News & Analysis

EDA CEOs predict growth, cite cost concerns

Mike Santarini

2/27/2004 8:00 PM EST

FREMONT, Calif. — As the semiconductor business continues a slow recovery, the cost of keeping up with Moore's Law is a foremost issue on the minds of EDA customers, said EDA CEOs attending Thursday night's (Feb. 26) EDA Consortium forecast panel.

"We have begun a recovery," said Ray Bingham, president and CEO of Cadence Design Systems. "We know that because our customers are beginning to act like there is a recovery."

But the big question, said Bingham, is whether EDA companies continue to produce tools that allow customers to keep pace with Moore's Law and "do it in a way that makes those devices affordable and cheaper." Customers, said panelists, are changing the way they think about product development. "Moore's Law may be out of the grasp of devices that can't attract big markets," said Bingham.

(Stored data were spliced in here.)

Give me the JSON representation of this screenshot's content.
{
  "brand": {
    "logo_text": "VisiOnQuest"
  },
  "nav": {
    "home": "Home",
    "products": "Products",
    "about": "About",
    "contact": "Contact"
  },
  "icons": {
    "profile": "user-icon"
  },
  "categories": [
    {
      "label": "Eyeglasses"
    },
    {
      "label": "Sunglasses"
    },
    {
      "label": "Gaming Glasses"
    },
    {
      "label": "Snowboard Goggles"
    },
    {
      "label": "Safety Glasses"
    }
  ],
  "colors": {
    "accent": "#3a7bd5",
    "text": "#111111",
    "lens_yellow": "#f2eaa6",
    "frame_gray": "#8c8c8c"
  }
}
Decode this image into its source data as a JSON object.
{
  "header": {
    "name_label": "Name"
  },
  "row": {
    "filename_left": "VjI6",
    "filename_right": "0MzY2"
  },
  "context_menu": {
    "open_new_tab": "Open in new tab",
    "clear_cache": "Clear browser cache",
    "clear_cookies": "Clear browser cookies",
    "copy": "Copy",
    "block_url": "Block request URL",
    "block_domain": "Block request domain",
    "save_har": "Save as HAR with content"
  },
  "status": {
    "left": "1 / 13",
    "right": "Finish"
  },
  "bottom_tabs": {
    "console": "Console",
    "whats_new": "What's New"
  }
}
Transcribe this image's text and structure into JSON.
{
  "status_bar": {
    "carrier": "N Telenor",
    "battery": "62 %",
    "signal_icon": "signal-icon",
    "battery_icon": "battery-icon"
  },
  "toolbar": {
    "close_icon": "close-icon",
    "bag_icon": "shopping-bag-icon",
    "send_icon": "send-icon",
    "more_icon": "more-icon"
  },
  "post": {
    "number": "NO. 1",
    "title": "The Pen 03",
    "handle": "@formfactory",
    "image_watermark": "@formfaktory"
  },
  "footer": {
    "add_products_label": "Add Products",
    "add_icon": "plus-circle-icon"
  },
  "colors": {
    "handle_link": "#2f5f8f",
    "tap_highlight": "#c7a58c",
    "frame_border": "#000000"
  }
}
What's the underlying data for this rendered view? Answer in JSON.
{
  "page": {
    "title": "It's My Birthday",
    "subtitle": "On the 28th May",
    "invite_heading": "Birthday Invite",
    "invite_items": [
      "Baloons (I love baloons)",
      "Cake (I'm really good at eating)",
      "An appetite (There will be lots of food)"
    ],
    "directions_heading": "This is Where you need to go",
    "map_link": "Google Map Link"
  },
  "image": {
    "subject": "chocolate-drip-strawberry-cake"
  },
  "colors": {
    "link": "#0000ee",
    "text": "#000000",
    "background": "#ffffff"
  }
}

"Something fundamentally changed in the last two years — cost has come in," said Synopsys Chairman and CEO Aart de Geus. "The economics and the technology are simultaneously at a breaking point. It is not just speed, area, and signal integrity; these things interact strongly."

"The big challenge is how do you make a big part, make it successfully and make it profitably," said Magma chairman and CEO Rajeev Madhavan. "When I first became an entrepreneur, it was all about clock frequency and performance. Today the opportunity seems to be how to reduce the cost of silicon."

Virage Logic CEO Adam Kablanian argued that costs have already won and Moore's Law is already broken. "For every successive generation of IC, the cost of design is increasing to the point where at 90nm it costs $30 million to design one project," said Kablanian. Other than DRAMs, MPUs, FPGAs and cell phone ASICs there aren't many products that can justify $30 million costs, he noted.

But Kablanian and other panelists said the EDA and IP industries can help by adding productivity and new technologies that link design closer to manufacturing. This reduces the overall costs, and thus the barrier to entry, for those considering implementing their designs on new process nodes.

De Geus disagreed that Moore's Law is broken. "Our industry loves complexity. It is clear the next generation of Moore's Law will happen and it will happen on time," said de Geus, noting that a collapse in yield at 130 nm and high cost of 90 nm presents new opportunities for the EDA industry.

"This is the very opportunity for our industry to start presenting a picture in which we own the concept of the economics of the entire flow," said de Geus. "Own in the terms of clarify it, highlight how it can be improved and then take action to do so."

Madhavan said that it will be imperative for the EDA industry to do its part to make Moore's Law "economically feasible." Madhavan and other panelists stressed that making Moore's Law economically feasible is not going to be done by cutting down the cost of tools, but by addressing new design problems and improving on persistently pesky problems.

Kathryn Kranen, president and CEO of Jasper Design Automation, said that customers today are not as concerned with design "reuse" as they are with "modifying" designs — adding differentiation to their ICs to feed the appetites of the new feature-hungry consumer electronics market. At the same time, products with new features must get to market faster.

Kranen said that even though verification has long been identified as the largest bottleneck in the design process, EDA has yet to really make vast improvements in the verification flow. Thus, said Kranen, verification is a key area for EDA growth.

Kranen and Madhavan predict 7 percent growth for the EDA industry. Bingham predicts Cadence will grow from 7 to 10 percent this year.

But Bingham noted Cadence is expecting a licensing renewal cycle to begin in the second half of the year. Other EDA companies may not have as significant a renewal cycle this year, but he said if the economy continues to pick up and the recover, returns that may help grow everyone in the EDA industry.

Mentor Graphics chairman and CEO Wally Rhines, who is also the current chairman of EDAC, said EDA industry has yet to feel the trickle-down effects from the semiconductor recovery. And in a tongue and cheek presentation, Rhines showed how for some reason the revenues of the photomask industry, when advanced 4 years, perfectly match the historical revenue trends of the EDA industry.

Rhines could offer no explanation why there is this correlation between photomask and EDA revenue trends, but noted that if the photomask revenue comparison holds true, EDA should begin its recovery in Q3 of this year.

Rhines predicts the EDA industry will see roughly 5 percent growth if there is no marked EDA recovery and 7 percent growth if there is a recovery. "I want all of you to go out and cheer for your local photomask producer to make it happen," said Rhines.